Mr Snyder’s approach is pragmatic. In contrast to Mitt Romney, a son of Michigan, Mr Snyder embraced the bailout of General Motors as necessary to the state’s revival. He also pledged to accept federal money from President Barack Obama’s healthcare law, which expands Medicaid to those without insurance. To Republican diehards, this is tantamount to apostasy – the party plans to campaign hard in the 2014 Congressional elections on a platform of repealing the law. Other Republican governors, including Nikki Haley of South Carolina and Rick Perry of Texas, have rejected the cash. Mr Snyder believes gesture politics is a luxury Michigan cannot afford. “I don’t call it ‘Obamacare’, I call it the Affordable Care Act,” he says. “I don’t fight with the federal government because we have a common customer: the people of Michigan.”

A former venture capitalist, Mr Snyder is adept at tapping Washington’s resources for Michigan’s purposes. Unlike his Republican predecessors, who ignored Detroit, America’s most blighted urban landscape, he has thrown his energy into its revival. In March, he appointed an emergency manager to turn the city’s finances around. Kevyn Orr, the African-American bankruptcy lawyer entrusted with the task, has about 18 months to return Detroit to solvency.
In September, ground will be broken on an urban light rail project that will link downtown and midtown Detroit.

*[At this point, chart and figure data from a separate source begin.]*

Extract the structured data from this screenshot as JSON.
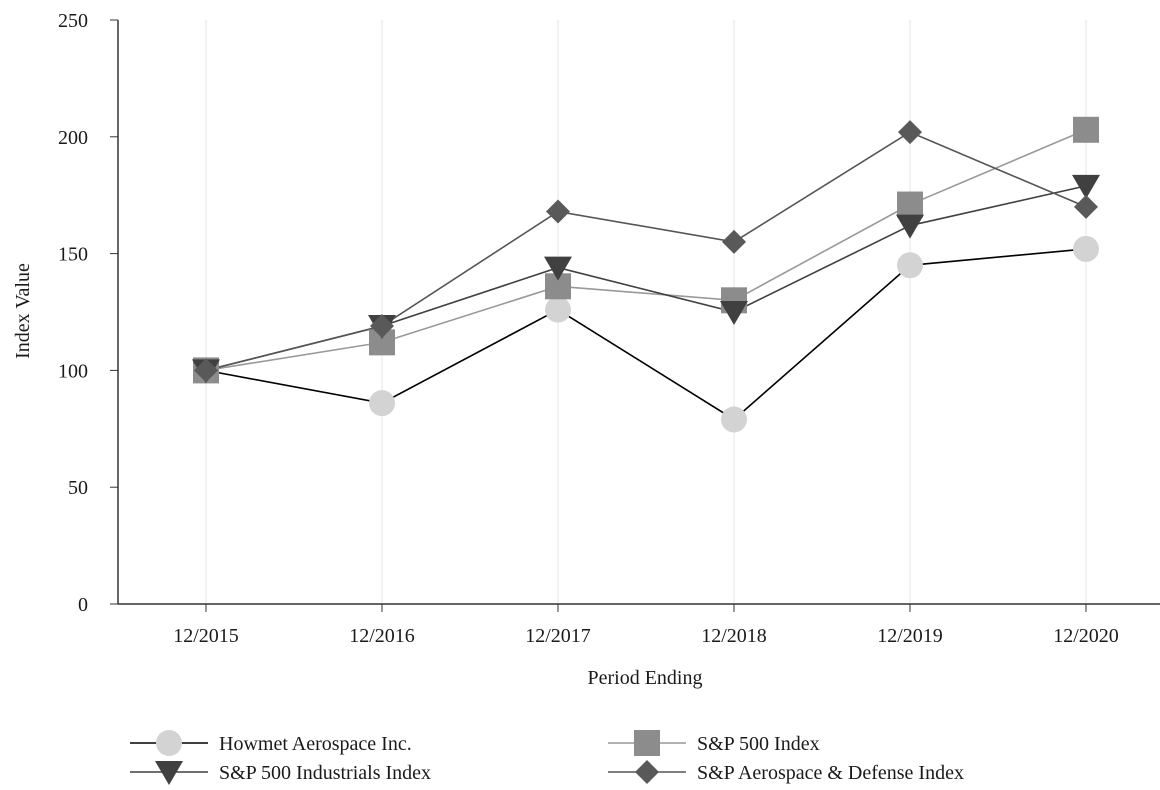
{
  "chart_data": {
    "type": "line",
    "title": "",
    "xlabel": "Period Ending",
    "ylabel": "Index Value",
    "categories": [
      "12/2015",
      "12/2016",
      "12/2017",
      "12/2018",
      "12/2019",
      "12/2020"
    ],
    "ylim": [
      0,
      250
    ],
    "yticks": [
      "0",
      "50",
      "100",
      "150",
      "200",
      "250"
    ],
    "grid": "vertical",
    "legend_position": "bottom",
    "series": [
      {
        "name": "Howmet Aerospace Inc.",
        "marker": "circle",
        "line_color": "#000000",
        "marker_color": "#d3d3d3",
        "values": [
          100,
          86,
          126,
          79,
          145,
          152
        ]
      },
      {
        "name": "S&P 500 Index",
        "marker": "square",
        "line_color": "#999999",
        "marker_color": "#8c8c8c",
        "values": [
          100,
          112,
          136,
          130,
          171,
          203
        ]
      },
      {
        "name": "S&P 500 Industrials Index",
        "marker": "triangle-down",
        "line_color": "#404040",
        "marker_color": "#404040",
        "values": [
          100,
          119,
          144,
          125,
          162,
          179
        ]
      },
      {
        "name": "S&P Aerospace & Defense Index",
        "marker": "diamond",
        "line_color": "#555555",
        "marker_color": "#595959",
        "values": [
          100,
          119,
          168,
          155,
          202,
          170
        ]
      }
    ]
  }
}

Few miss the irony of a Republican governor hoping to revive Motown with street cars. In December he pushed through a regional transit authority linking Detroit to its suburbs. Mr Snyder had just as much difficulty winning over sceptical Republicans from Detroit’s lily-white environs as he had from the Democratic city machine. It was the 26th attempt in the past 40 years. Mr Obama’s department of transportation is a partner. “Snyder is one of the governors who most gets the economic importance of the city,” says Bruce Katz, head of the Metropolitan Centre at the Brookings Institution. “Without Detroit, Michigan cannot recover.”

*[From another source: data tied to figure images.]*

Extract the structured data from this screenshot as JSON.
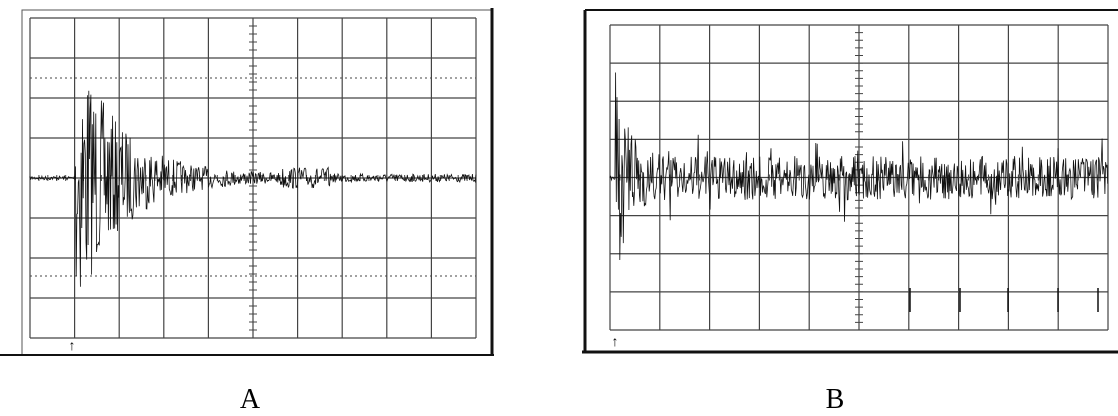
{
  "panels": [
    {
      "label": "A"
    },
    {
      "label": "B"
    }
  ]
}
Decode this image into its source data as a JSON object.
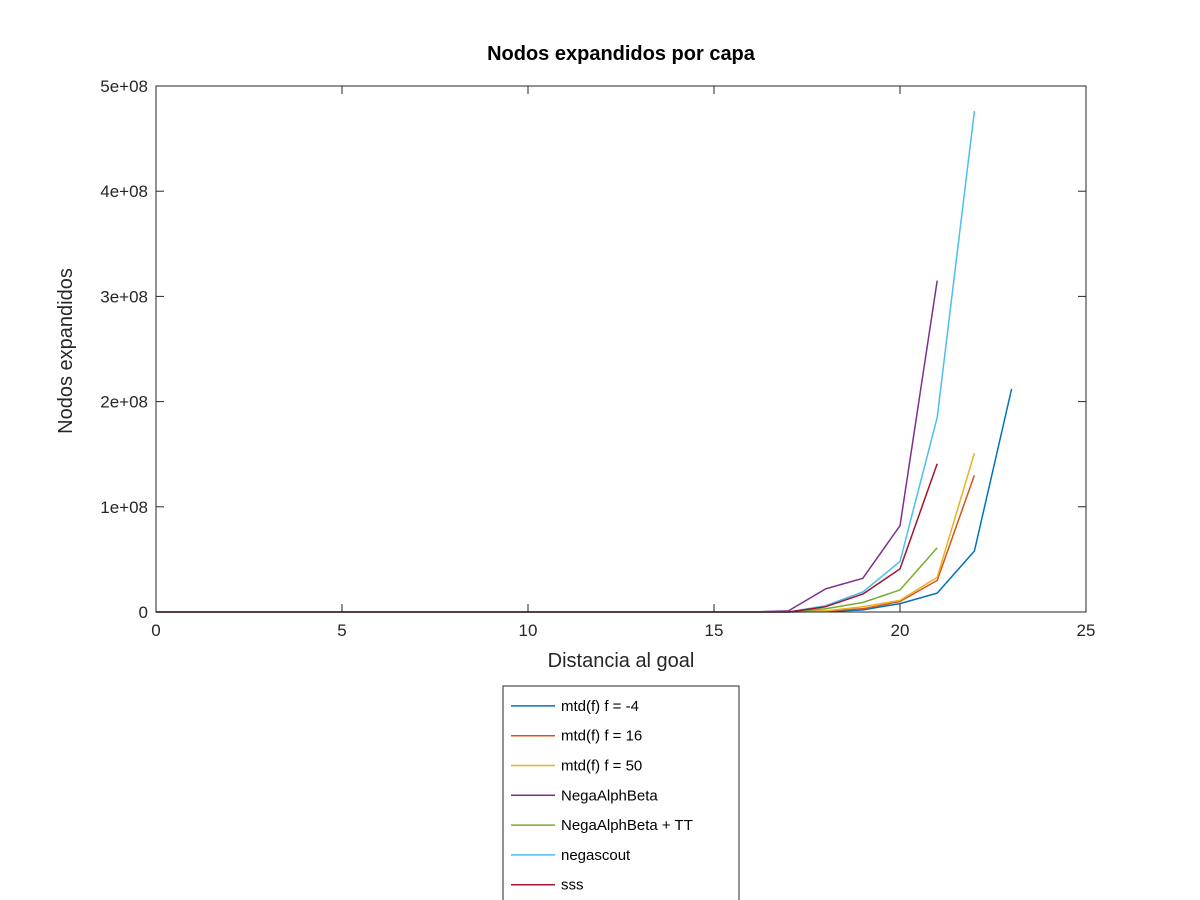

Whether you call it pragmatic conservatism or simply governing, Mr Snyder’s approach offers a viable future for his party. He has scrapped Michigan’s loophole-riddled corporate tax and replaced it with a simple business tax. He is pushing employers to help train workers in the skills of the future. And he prefers “economic gardening” to “economic hunting” – offering tax breaks to lure outside investors. Of these the most egregious is the Michigan film tax, which pays 43 cents for every dollar Hollywood spends in the state. Democrats oppose much of Mr Snyder’s agenda. So do many fellow Republicans, who control Michigan’s legislature. Yet in two years, Mr Snyder’s sunny earnestness has helped put the state back on the map. Last year it was the ninth-fastest growing state in terms of income per head. And it posted a budget surplus.

If Mr Snyder comes from the Reagan wing of the party, Mr Cruz reaches back to Joe McCarthy. At a hearing in February for Chuck Hagel as defence secretary, Mr Cruz said Iran was celebrating Mr Hagel’s nomination. Mr Cruz then proceeded to hector the decorated Vietnam veteran on patriotic values.

In a galaxy far, far away, here was Mr Snyder: “There have been several instances in Michigan recently where the rules of respect and civility have been ignored,” the governor said on Friday. “We can disagree without being disagreeable.”

Being constructive may not set the base on fire. But most voters like it.